WhisperContext::tokenize() incorrectly passes raw &str pointer to whisper_tokenize(), which expects a C-style string
jcsoo opened this issue · 2 comments
WhisperContext::tokenize(...)
currently calls whisper_rs_sys::whisper_tokenize
with a raw pointer to a Rust &str:
let ret = unsafe {
whisper_rs_sys::whisper_tokenize(
self.ctx,
text.as_ptr() as *const _,
tokens.as_mut_ptr(),
max_tokens as c_int,
)
};
On the other hand, whisper_tokenize()
expects a null-terminated C string and will read until it encounters a zero byte, which could be well beyond the end of the string. When passing in a string literal, whisper_tokenize()
will likely tokenize nearby bytes from the program binary.

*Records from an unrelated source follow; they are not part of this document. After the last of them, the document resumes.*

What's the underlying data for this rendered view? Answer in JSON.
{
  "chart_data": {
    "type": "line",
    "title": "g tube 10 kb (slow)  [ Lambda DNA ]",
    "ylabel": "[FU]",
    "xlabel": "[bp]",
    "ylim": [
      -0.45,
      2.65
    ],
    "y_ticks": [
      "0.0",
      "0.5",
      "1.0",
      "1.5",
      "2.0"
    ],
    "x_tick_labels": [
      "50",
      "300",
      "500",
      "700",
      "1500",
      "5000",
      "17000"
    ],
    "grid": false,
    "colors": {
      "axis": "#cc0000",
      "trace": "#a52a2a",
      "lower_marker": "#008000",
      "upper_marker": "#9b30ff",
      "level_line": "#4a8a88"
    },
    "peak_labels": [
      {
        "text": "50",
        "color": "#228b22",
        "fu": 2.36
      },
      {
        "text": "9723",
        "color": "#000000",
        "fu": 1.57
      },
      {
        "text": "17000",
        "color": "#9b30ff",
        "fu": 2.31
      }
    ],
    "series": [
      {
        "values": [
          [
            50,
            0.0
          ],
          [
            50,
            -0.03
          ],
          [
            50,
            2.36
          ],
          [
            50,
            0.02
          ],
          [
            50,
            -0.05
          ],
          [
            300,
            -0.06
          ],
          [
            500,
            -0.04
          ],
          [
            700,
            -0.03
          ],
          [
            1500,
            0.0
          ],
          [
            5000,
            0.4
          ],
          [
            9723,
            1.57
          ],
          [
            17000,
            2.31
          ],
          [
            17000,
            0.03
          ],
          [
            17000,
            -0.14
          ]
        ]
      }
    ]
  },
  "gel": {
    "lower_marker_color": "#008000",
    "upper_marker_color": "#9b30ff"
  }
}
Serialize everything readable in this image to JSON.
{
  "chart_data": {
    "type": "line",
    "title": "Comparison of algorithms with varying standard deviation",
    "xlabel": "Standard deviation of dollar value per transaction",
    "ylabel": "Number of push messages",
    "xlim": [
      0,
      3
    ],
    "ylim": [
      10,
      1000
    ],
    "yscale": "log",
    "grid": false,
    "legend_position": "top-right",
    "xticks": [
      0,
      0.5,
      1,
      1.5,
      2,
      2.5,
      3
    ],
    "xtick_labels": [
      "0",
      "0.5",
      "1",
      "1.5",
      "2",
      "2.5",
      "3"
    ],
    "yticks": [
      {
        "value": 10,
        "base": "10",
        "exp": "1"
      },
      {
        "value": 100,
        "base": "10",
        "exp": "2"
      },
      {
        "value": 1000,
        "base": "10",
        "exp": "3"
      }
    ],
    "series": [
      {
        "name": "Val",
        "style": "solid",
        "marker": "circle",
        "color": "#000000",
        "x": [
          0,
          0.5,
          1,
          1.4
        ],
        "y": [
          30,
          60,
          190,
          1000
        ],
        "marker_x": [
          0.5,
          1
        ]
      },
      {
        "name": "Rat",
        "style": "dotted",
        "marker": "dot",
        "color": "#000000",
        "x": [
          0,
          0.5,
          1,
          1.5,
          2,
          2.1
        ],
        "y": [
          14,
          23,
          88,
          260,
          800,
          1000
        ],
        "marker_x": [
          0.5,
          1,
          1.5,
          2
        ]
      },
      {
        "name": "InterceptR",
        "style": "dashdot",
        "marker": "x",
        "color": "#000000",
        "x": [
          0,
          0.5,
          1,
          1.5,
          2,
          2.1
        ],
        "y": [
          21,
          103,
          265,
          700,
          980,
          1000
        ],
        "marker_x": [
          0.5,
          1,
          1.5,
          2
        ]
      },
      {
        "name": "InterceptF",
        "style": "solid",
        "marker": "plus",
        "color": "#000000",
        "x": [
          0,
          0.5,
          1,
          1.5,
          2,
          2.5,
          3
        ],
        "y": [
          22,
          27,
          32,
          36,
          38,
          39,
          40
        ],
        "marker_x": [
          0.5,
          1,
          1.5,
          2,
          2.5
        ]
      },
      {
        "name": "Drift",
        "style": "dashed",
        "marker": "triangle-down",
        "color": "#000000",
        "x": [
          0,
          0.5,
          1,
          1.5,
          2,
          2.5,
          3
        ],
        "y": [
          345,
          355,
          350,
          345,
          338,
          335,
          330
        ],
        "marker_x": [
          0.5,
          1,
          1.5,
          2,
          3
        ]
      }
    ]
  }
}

Unfortunately it is not possible to convert a Rust &str directly to an &CStr because it requires appending a terminal zero byte. This means that to keep the API as-is, you need to allocate to create a CString that can be passed to whisper_tokenize, which doesn't seem ideal but will probably have minimal performance impact.
Alternatively, WhisperContext::tokenize()
could be changed to take a &CStr instead of a &str.
Allocating internally would likely have the least API churn, as making users create CStr
s would probably be very annoying over time. As with the other issue, a PR is welcomed. If not, I'll clean this up at some point in the future.